Chen Shifu, Huang Tanxiao, Zhou Yanqing, Han Yue, Xu Mingyan, Gu Jia
Shenzhen Institutes of Advanced Technology, Chinese Academy of Sciences, Xueyuan Road, Shenzhen, China.
HaploX BioTechnology, Songpingshan Road, Shenzhen, China.
BMC Bioinformatics. 2017 Mar 14;18(Suppl 3):80. doi: 10.1186/s12859-017-1469-3.
Some applications, especially those clinical applications requiring high accuracy of sequencing data, usually have to face the troubles caused by unavoidable sequencing errors. Several tools have been proposed to profile the sequencing quality, but few of them can quantify or correct the sequencing errors. This unmet requirement motivated us to develop AfterQC, a tool with functions to profile sequencing errors and correct most of them, plus highly automated quality control and data filtering features. Different from most tools, AfterQC analyses the overlapping of paired sequences for pair-end sequencing data. Based on overlapping analysis, AfterQC can detect and cut adapters, and furthermore it gives a novel function to correct wrong bases in the overlapping regions. Another new feature is to detect and visualise sequencing bubbles, which can be commonly found on the flowcell lanes and may raise sequencing errors. Besides normal per cycle quality and base content plotting, AfterQC also provides features like polyX (a long sub-sequence of a same base X) filtering, automatic trimming and K-MER based strand bias profiling.

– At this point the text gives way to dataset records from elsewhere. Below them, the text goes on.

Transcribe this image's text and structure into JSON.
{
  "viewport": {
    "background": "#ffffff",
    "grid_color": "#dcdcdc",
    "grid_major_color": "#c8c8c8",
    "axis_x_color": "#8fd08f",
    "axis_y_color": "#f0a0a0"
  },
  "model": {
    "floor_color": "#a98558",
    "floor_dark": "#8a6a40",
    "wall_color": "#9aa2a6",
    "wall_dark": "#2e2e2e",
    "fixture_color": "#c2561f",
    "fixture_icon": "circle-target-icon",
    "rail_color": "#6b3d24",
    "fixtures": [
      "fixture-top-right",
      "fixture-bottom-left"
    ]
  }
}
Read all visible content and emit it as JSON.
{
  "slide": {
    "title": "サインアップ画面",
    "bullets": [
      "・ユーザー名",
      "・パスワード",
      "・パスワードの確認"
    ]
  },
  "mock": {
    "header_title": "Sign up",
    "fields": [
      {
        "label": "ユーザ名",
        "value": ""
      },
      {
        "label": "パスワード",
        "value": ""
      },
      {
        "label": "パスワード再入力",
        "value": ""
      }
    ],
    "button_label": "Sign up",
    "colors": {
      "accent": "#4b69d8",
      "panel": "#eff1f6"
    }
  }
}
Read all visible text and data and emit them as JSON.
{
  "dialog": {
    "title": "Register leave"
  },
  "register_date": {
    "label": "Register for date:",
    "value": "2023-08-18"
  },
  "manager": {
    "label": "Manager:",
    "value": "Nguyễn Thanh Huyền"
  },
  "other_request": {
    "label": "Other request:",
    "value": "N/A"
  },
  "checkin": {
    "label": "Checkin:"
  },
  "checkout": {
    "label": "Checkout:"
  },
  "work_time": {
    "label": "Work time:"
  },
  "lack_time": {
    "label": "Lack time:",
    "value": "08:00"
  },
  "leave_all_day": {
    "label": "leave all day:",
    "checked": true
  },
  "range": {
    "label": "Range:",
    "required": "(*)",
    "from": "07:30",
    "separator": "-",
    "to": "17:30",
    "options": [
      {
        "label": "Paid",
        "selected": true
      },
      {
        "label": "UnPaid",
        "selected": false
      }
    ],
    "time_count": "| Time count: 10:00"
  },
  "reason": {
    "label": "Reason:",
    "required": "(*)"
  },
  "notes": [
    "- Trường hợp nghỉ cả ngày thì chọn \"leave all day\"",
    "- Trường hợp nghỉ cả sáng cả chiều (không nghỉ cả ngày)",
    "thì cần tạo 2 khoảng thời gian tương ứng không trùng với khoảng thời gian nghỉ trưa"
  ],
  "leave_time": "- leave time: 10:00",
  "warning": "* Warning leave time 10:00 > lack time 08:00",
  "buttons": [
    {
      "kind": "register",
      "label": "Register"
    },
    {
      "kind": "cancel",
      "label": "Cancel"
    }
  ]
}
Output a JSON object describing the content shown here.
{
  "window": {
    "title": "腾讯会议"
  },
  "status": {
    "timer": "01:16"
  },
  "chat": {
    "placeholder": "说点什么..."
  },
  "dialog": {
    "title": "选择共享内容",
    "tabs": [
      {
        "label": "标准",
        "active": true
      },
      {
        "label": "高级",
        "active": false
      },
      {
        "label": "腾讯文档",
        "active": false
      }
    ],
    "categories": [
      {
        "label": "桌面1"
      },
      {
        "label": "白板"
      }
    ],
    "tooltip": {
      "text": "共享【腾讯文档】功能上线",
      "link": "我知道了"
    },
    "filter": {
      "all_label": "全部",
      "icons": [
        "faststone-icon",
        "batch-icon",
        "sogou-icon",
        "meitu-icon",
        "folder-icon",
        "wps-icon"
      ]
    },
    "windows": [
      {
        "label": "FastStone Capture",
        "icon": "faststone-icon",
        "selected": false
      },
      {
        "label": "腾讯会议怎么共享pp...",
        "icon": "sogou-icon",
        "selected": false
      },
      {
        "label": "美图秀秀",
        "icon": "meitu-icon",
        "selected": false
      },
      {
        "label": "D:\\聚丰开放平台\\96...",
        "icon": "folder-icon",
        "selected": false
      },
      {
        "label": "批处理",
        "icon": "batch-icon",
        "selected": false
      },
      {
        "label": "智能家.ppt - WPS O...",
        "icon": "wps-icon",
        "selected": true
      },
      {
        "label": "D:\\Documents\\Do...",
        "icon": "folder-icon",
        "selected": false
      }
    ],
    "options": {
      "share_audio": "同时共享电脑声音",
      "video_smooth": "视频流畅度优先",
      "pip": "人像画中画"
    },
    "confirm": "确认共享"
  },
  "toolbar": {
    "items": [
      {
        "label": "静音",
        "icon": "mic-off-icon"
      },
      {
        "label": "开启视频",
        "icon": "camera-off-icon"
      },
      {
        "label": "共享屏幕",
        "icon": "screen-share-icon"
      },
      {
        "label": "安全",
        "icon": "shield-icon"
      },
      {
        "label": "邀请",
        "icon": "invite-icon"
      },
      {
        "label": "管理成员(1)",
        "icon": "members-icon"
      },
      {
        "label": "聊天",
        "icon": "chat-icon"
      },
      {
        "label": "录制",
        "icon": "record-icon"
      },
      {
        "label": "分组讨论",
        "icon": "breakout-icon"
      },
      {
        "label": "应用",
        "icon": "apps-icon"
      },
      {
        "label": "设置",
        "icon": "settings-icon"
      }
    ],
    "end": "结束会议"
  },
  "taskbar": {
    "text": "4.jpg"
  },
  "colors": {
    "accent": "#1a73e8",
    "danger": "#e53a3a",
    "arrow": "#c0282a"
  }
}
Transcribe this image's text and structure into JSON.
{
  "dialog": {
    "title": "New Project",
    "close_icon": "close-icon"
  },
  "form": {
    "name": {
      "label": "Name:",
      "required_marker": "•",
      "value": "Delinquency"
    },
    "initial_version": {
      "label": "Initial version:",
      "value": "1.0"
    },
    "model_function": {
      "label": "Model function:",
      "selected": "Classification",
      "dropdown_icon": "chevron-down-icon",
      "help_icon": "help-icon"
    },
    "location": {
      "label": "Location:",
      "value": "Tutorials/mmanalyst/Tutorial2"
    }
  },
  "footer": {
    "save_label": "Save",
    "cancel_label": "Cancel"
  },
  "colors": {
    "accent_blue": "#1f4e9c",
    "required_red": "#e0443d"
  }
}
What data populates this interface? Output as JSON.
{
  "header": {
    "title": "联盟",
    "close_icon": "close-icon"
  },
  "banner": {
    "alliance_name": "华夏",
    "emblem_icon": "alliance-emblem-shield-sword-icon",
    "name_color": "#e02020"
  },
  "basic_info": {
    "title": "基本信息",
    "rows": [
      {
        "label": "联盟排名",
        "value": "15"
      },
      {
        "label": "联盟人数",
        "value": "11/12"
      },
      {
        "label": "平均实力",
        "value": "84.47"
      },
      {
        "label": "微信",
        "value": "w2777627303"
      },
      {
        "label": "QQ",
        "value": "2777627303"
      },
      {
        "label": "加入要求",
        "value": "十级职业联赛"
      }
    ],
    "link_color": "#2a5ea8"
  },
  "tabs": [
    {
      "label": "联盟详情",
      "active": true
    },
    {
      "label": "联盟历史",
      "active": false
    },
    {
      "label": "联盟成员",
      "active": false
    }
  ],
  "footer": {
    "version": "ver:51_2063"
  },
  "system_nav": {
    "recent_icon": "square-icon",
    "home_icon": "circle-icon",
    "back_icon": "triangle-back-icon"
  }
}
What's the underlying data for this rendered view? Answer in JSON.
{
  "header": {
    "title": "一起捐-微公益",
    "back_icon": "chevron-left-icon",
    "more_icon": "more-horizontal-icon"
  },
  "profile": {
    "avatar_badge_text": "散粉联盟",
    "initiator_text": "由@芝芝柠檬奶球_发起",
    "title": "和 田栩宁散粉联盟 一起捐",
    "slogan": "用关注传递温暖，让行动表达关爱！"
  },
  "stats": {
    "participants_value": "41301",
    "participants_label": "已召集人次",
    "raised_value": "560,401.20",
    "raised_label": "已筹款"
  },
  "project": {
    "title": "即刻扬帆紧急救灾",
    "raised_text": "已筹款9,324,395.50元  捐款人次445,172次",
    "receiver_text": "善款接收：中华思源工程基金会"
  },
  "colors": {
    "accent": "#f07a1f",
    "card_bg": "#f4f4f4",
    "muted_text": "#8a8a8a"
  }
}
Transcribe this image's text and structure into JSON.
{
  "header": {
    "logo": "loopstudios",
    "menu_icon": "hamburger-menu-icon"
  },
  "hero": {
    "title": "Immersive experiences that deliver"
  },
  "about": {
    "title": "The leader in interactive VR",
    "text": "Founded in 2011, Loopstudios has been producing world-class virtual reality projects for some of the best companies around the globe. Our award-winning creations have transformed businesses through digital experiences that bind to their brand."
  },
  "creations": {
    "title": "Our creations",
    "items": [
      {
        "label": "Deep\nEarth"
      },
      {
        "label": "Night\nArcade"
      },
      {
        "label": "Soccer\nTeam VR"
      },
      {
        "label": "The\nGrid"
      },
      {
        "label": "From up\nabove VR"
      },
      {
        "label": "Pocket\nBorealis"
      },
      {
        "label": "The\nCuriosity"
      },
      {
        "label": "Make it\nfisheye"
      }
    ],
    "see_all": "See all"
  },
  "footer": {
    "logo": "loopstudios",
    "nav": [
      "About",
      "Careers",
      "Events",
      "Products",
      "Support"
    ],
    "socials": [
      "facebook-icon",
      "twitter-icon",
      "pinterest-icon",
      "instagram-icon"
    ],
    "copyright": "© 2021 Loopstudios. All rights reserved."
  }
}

For each single or pair of FastQ files, AfterQC filters out bad reads, detects and eliminates sequencer's bubble effects, trims reads at front and tail, detects the sequencing errors and corrects part of them, and finally outputs clean data and generates HTML reports with interactive figures. AfterQC can run in batch mode with multiprocess support, it can run with a single FastQ file, a single pair of FastQ files (for pair-end sequencing), or a folder for all included FastQ files to be processed automatically. Based on overlapping analysis, AfterQC can estimate the sequencing error rate and profile the error transform distribution. The results of our error profiling tests show that the error distribution is highly platform dependent.
Much more than just another new quality control (QC) tool, AfterQC is able to perform quality control, data filtering, error profiling and base correction automatically. Experimental results show that AfterQC can help to eliminate the sequencing errors for pair-end sequencing data to provide much cleaner outputs, and consequently help to reduce the false-positive variants, especially for the low-frequency somatic mutations. While providing rich configurable options, AfterQC can detect and set all the options automatically and require no argument in most cases.
一些应用,尤其是那些对测序数据准确性要求较高的临床应用,通常不得不面对不可避免的测序错误所带来的麻烦。已经提出了几种工具来分析测序质量,但其中很少有能够量化或校正测序错误的。这种未得到满足的需求促使我们开发了AfterQC,这是一种具有分析测序错误并校正其中大部分错误功能的工具,此外还具有高度自动化的质量控制和数据过滤功能。与大多数工具不同,AfterQC分析双端测序数据中配对序列的重叠情况。基于重叠分析,AfterQC可以检测并切除接头,此外,它还具有校正重叠区域中错误碱基的新功能。另一个新功能是检测并可视化测序气泡,这些气泡在流动池泳道上很常见,可能会引发测序错误。除了常规的每个循环质量和碱基含量绘图外,AfterQC还提供诸如多聚X(相同碱基X的长子序列)过滤、自动修剪和基于K-mer的链偏倚分析等功能。
对于每个单个或一对FastQ文件,AfterQC会过滤掉质量差的 reads,检测并消除测序仪的气泡效应,修剪 reads 的头部和尾部,检测测序错误并校正其中一部分,最后输出干净的数据并生成带有交互式图形的HTML报告。AfterQC可以在多进程支持下以批处理模式运行,它可以处理单个FastQ文件、单个双端测序的FastQ文件对,或者一个包含所有待自动处理的FastQ文件的文件夹。基于重叠分析,AfterQC可以估计测序错误率并分析错误转换分布。我们的错误分析测试结果表明,错误分布高度依赖于平台。
AfterQC远不止是另一种新的质量控制(QC)工具,它能够自动执行质量控制、数据过滤、错误分析和碱基校正。实验结果表明,AfterQC有助于消除双端测序数据中的测序错误,以提供更干净的输出,从而有助于减少假阳性变异,特别是对于低频体细胞突变。在提供丰富的可配置选项的同时,AfterQC可以自动检测并设置所有选项,并且在大多数情况下无需参数。